Back on Aug. 1, 2007, Obama gave a major foreign policy speech at the Woodrow Wilson International Center for Scholars in Washington, D.C.
The speech got a lot of attention because Obama said that the United States should aggressively pursue terrorists hiding in the mountains of Pakistan. "If we have actionable intelligence about high-value terrorist targets and President Musharraf won't act, we will," Obama said. (See our previous Truth-O-Meter rulings about Obama's stance on Pakistan here , here and here. )
But Obama also talked about the need for the United States to turn its attention to Afghanistan.

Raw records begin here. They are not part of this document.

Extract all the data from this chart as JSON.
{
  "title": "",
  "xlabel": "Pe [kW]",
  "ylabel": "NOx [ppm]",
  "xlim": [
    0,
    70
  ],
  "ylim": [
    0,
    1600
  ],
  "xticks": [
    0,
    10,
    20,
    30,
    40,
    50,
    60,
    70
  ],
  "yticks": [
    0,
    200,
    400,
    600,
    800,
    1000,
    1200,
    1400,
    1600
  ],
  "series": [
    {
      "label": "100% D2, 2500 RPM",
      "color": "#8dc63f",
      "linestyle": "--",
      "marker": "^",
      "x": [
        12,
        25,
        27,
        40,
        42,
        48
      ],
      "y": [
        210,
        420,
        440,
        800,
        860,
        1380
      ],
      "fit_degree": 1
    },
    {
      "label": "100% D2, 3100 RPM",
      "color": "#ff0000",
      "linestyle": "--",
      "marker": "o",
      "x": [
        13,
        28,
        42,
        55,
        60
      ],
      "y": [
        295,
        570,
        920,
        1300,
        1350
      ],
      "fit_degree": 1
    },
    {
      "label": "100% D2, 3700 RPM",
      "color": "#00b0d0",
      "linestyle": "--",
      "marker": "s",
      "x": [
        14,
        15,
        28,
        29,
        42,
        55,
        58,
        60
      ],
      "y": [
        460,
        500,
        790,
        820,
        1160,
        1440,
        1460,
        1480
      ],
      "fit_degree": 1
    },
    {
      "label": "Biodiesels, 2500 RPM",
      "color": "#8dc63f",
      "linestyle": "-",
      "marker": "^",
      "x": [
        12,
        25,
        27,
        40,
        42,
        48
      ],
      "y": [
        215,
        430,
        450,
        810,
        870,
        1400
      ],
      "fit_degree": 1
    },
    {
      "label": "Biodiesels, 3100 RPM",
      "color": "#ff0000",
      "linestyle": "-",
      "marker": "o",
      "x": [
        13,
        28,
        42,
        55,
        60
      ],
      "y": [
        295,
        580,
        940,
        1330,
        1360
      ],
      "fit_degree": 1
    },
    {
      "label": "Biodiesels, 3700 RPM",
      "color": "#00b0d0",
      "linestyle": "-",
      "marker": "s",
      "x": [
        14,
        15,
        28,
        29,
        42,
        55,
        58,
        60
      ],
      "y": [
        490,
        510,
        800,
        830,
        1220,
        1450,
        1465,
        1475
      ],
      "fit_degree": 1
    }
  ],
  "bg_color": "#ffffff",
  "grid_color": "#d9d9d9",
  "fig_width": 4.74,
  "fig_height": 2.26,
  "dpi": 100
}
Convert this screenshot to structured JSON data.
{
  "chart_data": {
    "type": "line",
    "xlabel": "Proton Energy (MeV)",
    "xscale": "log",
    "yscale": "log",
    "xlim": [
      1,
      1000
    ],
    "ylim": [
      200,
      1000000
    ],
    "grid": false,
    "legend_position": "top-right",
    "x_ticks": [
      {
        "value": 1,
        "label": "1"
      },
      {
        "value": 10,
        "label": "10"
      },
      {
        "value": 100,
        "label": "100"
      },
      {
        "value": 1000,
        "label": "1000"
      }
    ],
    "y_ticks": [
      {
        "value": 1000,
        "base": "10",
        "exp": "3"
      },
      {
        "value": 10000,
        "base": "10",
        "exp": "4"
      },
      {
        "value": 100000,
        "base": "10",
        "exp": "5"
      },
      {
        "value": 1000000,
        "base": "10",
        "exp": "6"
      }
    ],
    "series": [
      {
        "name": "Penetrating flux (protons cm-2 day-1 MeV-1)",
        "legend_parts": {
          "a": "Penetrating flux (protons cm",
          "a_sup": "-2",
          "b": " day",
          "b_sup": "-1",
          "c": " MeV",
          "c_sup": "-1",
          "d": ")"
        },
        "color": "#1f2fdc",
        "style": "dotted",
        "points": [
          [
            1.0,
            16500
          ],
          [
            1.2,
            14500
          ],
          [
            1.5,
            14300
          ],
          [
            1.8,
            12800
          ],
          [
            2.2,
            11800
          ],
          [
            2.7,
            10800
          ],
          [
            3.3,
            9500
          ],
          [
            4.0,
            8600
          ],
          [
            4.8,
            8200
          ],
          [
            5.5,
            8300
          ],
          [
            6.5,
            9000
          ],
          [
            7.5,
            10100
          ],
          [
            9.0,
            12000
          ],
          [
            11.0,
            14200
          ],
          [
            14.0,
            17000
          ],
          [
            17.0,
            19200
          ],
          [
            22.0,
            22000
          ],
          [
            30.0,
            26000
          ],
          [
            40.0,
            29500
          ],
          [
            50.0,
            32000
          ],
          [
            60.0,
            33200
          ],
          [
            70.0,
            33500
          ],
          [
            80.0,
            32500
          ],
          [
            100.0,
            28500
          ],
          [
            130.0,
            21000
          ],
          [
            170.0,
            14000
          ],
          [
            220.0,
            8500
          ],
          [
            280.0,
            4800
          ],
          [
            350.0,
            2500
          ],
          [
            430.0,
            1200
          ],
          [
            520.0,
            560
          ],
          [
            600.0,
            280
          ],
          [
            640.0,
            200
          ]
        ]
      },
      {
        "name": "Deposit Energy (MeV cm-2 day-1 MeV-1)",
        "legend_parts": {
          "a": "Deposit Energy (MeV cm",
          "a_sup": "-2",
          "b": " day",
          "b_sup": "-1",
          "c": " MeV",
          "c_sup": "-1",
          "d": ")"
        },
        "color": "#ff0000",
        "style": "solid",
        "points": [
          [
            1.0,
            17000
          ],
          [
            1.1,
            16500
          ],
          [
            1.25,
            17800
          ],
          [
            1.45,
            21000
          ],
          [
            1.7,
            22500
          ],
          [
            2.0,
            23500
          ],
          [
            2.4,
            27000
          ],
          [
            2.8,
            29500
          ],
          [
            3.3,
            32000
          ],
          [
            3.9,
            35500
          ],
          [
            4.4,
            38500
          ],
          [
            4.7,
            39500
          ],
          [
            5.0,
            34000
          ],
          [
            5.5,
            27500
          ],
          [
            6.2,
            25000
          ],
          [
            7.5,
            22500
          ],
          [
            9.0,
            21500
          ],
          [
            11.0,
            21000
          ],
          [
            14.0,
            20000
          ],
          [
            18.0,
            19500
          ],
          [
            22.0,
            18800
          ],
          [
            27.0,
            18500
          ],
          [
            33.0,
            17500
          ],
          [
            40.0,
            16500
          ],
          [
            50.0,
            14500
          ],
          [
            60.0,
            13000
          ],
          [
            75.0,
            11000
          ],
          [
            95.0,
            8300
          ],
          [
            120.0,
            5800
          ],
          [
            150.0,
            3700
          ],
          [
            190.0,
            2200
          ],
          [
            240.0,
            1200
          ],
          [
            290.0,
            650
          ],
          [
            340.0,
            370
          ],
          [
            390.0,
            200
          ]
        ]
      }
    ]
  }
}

"Our troops have fought valiantly there, but Iraq has deprived them of the support they need — and deserve," Obama said. "As a result, parts of Afghanistan are falling into the hands of the Taliban, and a mix of terrorism, drugs, and corruption threatens to overwhelm the country. As president, I would deploy at least two additional brigades to Afghanistan to re-enforce our counterterrorism operations and support NATO's efforts against the Taliban."
That speech was the first time we could find of Obama specifically advocating for more brigades to Afghanistan. Technically speaking, the time from his speech on Aug. 1, 2007, to his more recent statement is 10 days short of a year. But it's pretty darn close, and it's likely that speech reflected policy crafted over a longer period than 10 days. So we find his statement True.